I've been thinking about a conversation I had with a customer the other day. It wasn't the first time I have spent more than 30 minutes on the phone talking with someone about this subject, and it seems to be coming up a lot more. The topic was where to run when things get "really bad". The dynamics of this topic are interesting.
The conversation usually begins because someone is looking for a way to become their own water company. Our Berkey water filters take care of this, and if you just add a few things to your preparedness items, you can go for a long time processing compromised water to make it safe for drinking and cooking. Once we solve the problem of clean water, the conversation usually moves quickly to changes in the country and the probability of a social collapse, financial collapse, or some other crisis that leads to everyday dangers in once calm neighborhoods. There seems to be a general feeling that our normal daily lives are going to change soon and if we are in the wrong place our safety could be in serious jeopardy. So the question is, when things get "really bad" where will you run.
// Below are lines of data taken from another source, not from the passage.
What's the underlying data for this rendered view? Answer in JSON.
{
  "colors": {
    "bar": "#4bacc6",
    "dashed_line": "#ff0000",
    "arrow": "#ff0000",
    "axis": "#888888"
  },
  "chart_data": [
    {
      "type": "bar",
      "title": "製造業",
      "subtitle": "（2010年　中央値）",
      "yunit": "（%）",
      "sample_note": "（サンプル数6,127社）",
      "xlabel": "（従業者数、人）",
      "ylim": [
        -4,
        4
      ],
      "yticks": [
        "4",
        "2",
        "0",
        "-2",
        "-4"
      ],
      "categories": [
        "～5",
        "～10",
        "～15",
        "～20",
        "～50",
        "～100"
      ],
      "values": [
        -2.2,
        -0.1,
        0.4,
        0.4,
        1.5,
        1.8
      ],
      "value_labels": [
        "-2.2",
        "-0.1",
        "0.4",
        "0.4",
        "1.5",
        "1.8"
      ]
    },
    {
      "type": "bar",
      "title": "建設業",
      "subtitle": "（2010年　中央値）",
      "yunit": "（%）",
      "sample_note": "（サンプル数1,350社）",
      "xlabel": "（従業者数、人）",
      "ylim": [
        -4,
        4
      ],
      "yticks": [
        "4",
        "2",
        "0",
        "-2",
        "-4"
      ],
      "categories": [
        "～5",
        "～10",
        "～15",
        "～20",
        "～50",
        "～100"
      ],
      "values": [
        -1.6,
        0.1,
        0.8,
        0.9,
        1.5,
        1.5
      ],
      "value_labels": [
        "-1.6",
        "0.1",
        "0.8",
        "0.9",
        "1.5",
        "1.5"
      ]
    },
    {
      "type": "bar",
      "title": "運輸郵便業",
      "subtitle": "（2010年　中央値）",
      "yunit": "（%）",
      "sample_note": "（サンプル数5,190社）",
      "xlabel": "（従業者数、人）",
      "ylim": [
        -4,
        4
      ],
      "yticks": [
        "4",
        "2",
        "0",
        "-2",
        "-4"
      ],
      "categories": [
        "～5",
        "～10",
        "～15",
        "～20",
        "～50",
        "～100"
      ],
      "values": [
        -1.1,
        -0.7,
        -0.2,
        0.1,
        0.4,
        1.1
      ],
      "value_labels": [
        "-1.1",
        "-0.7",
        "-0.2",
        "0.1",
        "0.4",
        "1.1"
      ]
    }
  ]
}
The interesting thing is I talk to people all over the country, in every state. I'll talk to someone in Kansas and they say they want to move to Kentucky when things get bad. Then I talk to someone in Kentucky and they say they are moving to Idaho or Wyoming when things get bad. The names of the states and cities change, but what I started to realize is that people are doing what they always have. They are under the impression that the grass is always greener on the other side.
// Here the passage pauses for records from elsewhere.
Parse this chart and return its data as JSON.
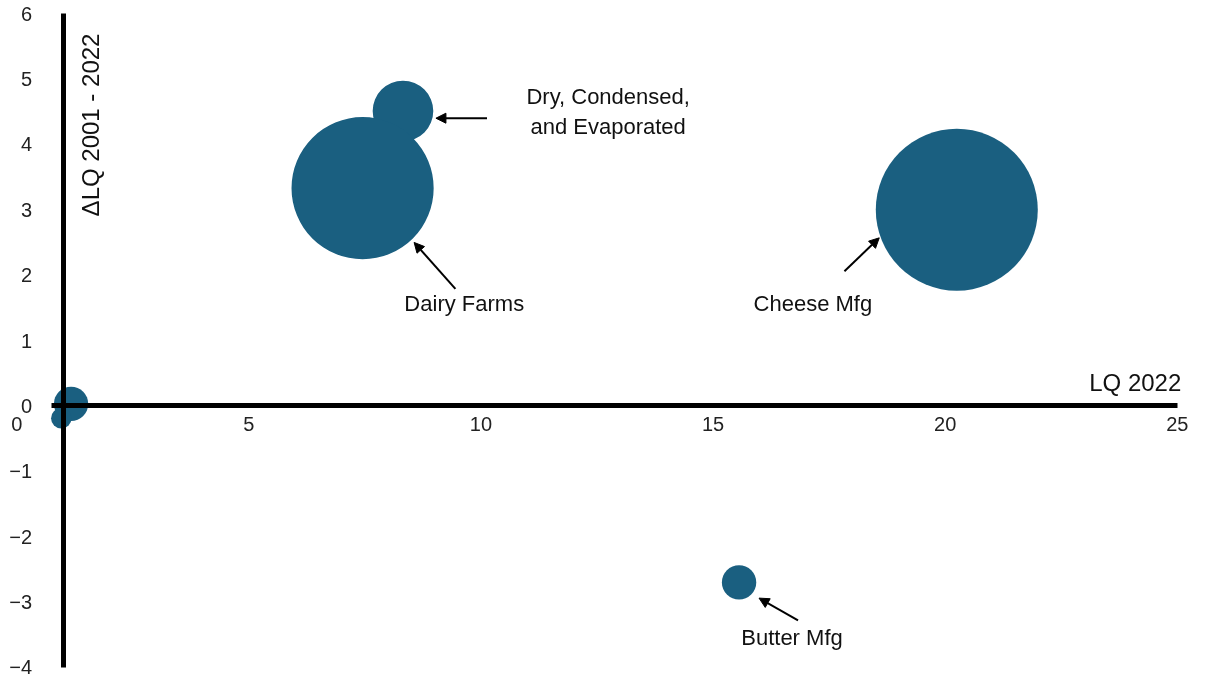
{
  "chart_data": {
    "type": "bubble",
    "xlabel": "LQ 2022",
    "ylabel": "ΔLQ 2001 - 2022",
    "x": [
      8.32,
      7.45,
      20.25,
      15.56,
      1.17,
      0.96
    ],
    "values": [
      4.51,
      3.33,
      3.0,
      -2.7,
      0.03,
      -0.19
    ],
    "sizes": [
      0.14,
      0.77,
      1,
      0.045,
      0.045,
      0.016
    ],
    "color": "#1a5f80",
    "xlim": [
      0,
      25
    ],
    "ylim": [
      -4,
      6
    ],
    "xticks": [
      0,
      5,
      10,
      15,
      20,
      25
    ],
    "yticks": [
      -4,
      -3,
      -2,
      -1,
      0,
      1,
      2,
      3,
      4,
      5,
      6
    ],
    "grid": false,
    "annotations": [
      "Dry, Condensed,\nand Evaporated",
      {
        "text": "Dairy Farms",
        "x": 8.56,
        "y": 2.5
      },
      {
        "text": "Cheese Mfg",
        "x": 18.58,
        "y": 2.57
      },
      {
        "text": "Butter Mfg",
        "x": 15.56,
        "y": -2.7
      }
    ]
  }
}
But is the grass greener? Every state has it's problems right now. Every city has it's good people and not so good people. The problems that face our country are everywhere. The grass is not greener somewhere else. Sure, there are a few places in the middle of nowhere that you may be able to hold up for a while, but you better be well armed, well trained, and well stocked. The bad guys will find you and you will have to deal with them. Many people cannot afford to "get out of Dodge". So what is the solution? Friends of like mind.
The bottom line is that most of us are not able to fund a remote retreat in the mountains stocked with five years of food, clothing, shelter, fuel and weapons. And even if we could, we may never be able to get there in a collapse because most of us need to stay were the jobs are. So the next solution is to find a group of like minded individuals with similar beliefs, similar self-reliance habits, and similar religious beliefs. Become familiar with each other by spending time together. Learn together. Worship together. Develop a "command structure" or "lines of authority" so that when things do get bad, the group is unified.
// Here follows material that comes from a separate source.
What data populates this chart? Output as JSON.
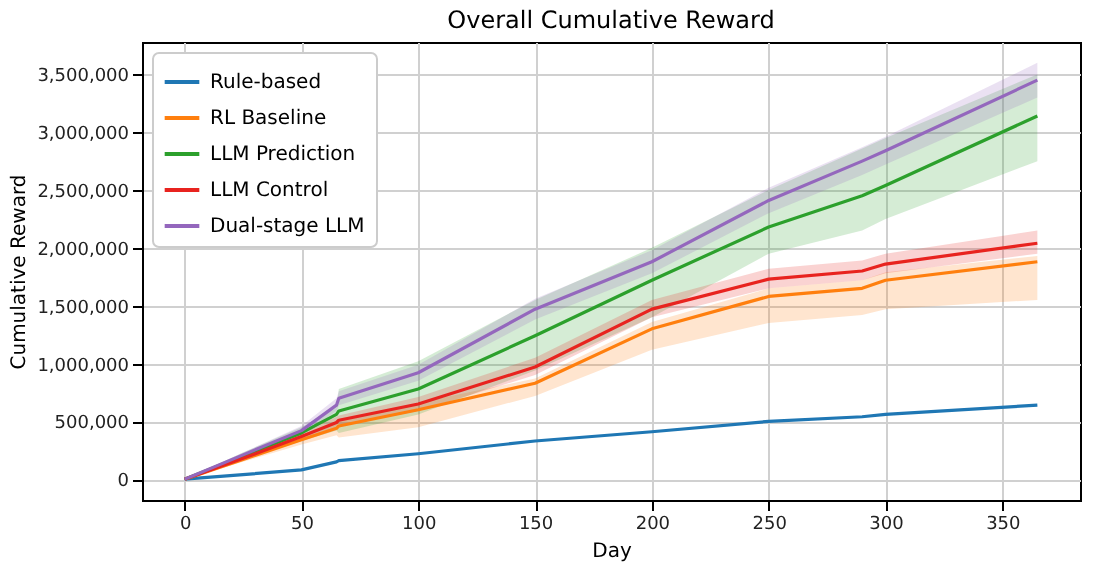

For me, this happens to be my church. For others it may be a militia group, a social club, or just a group of friends that decide to get more specific about what they would do to help each other if things get "really bad".
I will leave the topic of what "really bad" really means to another entry.
The bottom line is, from time to time, we need take a look at what our situation is and adjust within the resources we have. For most of us this will mean sheltering in place and contributing to the support of a group. So don't get down on yourself if you can't afford that retreat in the high country right now. Do what you can where you are and make some friends. Grow a garden on your porch in buckets if you have to. Put square food gardening boxes on your lawn in the back yard and become more self reliant. Get three weeks of normal food and water in your house so that if something breaks out you can sit on your couch and watch people fight for food on CNN instead of being the one on TV. Once you have your three months of regular food, start putting some wheat, salt, oil, yeast, and honey away for long term storage with some kind of grinder. Find a way to make clean water. Step by step you will become more self-reliant and your confidence will increase in your ability to stay where you are until you absolutely have to leave.